玄文社主人の書斎

玄文社主人日々の雑感もしくは読後ノート

山尾悠子『山尾悠子作品集成』(4)

2015年08月13日 | ゴシック論

 以前に「傳説」を取り上げた時に、漱石の「幻影の楯」の命令形は、時代をこれこれこの頃と想定して欲しいという、ある意味穏当なものに過ぎないのに対して、山尾の命令形は説話内容そのものを「そう思え」というかなり強引な要請であることを指摘した。
 虚構というものは作者の読者に対するそうした要請を前提としているのであって、ただ普通には「そう思え」などと書かれることはない。書かれなくても読者は作者のそのような要請を読み取り、それに従って読んでいくのである。
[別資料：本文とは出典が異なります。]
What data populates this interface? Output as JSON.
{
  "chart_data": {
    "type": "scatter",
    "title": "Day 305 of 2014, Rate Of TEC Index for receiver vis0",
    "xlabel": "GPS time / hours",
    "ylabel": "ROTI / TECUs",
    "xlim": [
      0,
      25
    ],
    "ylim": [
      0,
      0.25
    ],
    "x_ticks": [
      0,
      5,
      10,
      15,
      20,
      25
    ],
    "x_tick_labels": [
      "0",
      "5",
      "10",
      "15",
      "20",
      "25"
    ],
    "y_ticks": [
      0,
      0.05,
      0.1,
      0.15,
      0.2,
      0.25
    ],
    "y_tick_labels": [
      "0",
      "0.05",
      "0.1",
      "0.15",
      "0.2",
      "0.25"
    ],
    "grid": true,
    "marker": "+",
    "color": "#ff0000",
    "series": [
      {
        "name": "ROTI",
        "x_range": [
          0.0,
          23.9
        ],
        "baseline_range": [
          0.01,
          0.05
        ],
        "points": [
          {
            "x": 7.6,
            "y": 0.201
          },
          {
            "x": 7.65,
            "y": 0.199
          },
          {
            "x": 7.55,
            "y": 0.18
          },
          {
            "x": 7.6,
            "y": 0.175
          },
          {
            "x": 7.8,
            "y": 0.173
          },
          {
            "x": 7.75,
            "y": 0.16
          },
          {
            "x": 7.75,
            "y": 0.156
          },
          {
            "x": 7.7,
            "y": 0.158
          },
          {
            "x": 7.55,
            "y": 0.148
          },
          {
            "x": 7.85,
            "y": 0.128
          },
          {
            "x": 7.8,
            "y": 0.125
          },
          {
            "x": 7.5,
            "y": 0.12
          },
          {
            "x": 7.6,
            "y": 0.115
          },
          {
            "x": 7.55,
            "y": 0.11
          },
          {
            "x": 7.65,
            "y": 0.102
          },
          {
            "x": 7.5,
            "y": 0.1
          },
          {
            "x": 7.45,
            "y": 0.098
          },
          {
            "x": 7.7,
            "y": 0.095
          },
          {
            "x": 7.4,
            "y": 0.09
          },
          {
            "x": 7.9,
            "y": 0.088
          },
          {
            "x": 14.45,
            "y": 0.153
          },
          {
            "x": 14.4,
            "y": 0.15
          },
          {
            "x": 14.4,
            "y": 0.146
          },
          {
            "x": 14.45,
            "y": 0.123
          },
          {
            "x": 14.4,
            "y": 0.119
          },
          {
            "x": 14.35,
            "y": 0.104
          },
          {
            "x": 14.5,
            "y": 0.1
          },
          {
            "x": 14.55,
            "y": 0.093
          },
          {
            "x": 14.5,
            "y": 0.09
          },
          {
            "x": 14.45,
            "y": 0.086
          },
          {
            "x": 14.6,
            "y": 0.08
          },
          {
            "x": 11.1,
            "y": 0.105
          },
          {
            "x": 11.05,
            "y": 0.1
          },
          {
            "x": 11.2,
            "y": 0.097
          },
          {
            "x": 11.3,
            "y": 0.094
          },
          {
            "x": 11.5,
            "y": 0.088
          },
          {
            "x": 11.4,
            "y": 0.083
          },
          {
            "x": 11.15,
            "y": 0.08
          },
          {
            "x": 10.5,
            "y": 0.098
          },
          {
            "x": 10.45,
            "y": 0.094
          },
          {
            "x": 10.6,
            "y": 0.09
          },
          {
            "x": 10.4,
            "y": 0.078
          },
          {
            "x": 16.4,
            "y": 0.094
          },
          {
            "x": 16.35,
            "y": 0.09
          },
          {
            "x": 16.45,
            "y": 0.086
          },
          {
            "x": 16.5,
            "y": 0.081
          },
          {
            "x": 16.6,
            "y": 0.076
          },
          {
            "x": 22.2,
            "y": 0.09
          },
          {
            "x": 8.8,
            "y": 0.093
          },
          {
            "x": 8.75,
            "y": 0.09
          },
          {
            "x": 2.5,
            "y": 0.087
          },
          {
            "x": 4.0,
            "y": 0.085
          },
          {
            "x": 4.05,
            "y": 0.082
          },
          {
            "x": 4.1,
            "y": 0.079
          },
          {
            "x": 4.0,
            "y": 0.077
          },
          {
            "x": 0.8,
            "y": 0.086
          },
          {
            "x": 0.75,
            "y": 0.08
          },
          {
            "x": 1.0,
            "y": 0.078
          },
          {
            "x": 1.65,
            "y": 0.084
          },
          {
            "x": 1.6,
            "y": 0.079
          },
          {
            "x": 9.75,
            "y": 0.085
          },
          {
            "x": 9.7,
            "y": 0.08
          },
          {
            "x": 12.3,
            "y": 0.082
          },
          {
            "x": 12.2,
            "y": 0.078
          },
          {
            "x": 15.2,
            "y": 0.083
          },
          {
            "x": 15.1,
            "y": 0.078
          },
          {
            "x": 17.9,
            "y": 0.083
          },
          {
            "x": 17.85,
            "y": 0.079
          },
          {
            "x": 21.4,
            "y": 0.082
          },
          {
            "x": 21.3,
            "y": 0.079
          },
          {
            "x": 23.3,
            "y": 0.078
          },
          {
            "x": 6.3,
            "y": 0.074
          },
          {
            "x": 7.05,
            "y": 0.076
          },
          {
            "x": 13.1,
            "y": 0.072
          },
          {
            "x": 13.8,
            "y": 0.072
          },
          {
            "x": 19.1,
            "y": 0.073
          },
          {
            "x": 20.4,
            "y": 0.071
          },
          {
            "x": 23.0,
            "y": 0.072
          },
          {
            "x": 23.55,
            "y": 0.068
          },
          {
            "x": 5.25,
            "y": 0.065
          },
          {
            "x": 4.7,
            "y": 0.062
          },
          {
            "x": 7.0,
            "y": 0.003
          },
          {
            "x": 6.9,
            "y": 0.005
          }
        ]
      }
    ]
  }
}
特に幻想譚にあってはそうした要素は濃厚となる。
 ゴシック小説あるいは恐怖小説では、一昔前まで「これから書くことは、私が実際に見聞したのだから、事実に相違ない」という断り書きを前置きとすることも多くあった。これは読者に真実性を保証するための作者のポーズに過ぎないのだが、読者の方はそれを信じたふりをして読んでいくという作法を求められるのだ。
 しかし、山尾悠子は話の真実性などに頓着はしない。「まずはそう思え」と読者に命令するだけである。ここでデジデリオの絵画を見るならば、その現実にはありそうもない建築群が「そうあると思え」と見るものに命令を発しているようにさえ見えてくるだろう。 
 ところで、現実にはあり得ないものを絵画は描くことが出来る。このことはかなり重要な意味を持っている。音楽もまた聴覚を通して現実にはあり得ない音の連鎖を伝達することが出来るが、現前することは出来ない。音楽は立ち上がりつつ消えていくものであって、現実にあり得ない存在を現前させることは出来ない。
 絵画はそのような不在を現前させることが出来る。その意味でもう一つ、現実にはあり得ないことを表現できる言葉と親和性が極めて高い。言葉は絵画と同じように、あり得ないものを現前させることも出来るし、存在しないものを現前させることも出来る。
 言葉はもともと、いくらでも嘘を吐けるように出来ている。「私は死んでいる」という文章は、論理的には成立しないが、構文としては正しいのであって、そのような例はいくらでも挙げることが出来る。そうでなければ虚構というものはあり得ないものとなるだろう。
 さらに否定形を表現できるのは言葉だけである。「私は人間ではない」というような否定表現を可能にするのは、言葉だけである。絵画はそれを表現できない(そのような例を我々はマグリットのパイプの絵に見ることが出来る。マグリットは絵だけでは否定表現が出来ないため、「これはパイプではない」と言葉で書かなければならない)。
「私は人間ではない」という文章は、同時に現実にはあり得ないことを言っているのでもあり、言葉はこのように否定性と虚構性の根拠を形成しているのに他ならない。このことにはまた後ほど触れることにする。
 山尾悠子は言葉に対して極めて自覚的な作家である。初期の作品「夢の棲む街」でも「遠近法」でもそうであった。山尾がどのようにして言語に対する自覚性を獲得していったかと考えると、それはやはり言語と親和性の高い絵画に添って想像力を働かせるという方法に拠っていたためと考えざるを得ない。
 ゴシック小説がピラネージの絵画を模倣したのも、絵画というものが否定性の表現が出来ないということを除いては、極めて言語と親和性が高いものであったからだと私は考えている。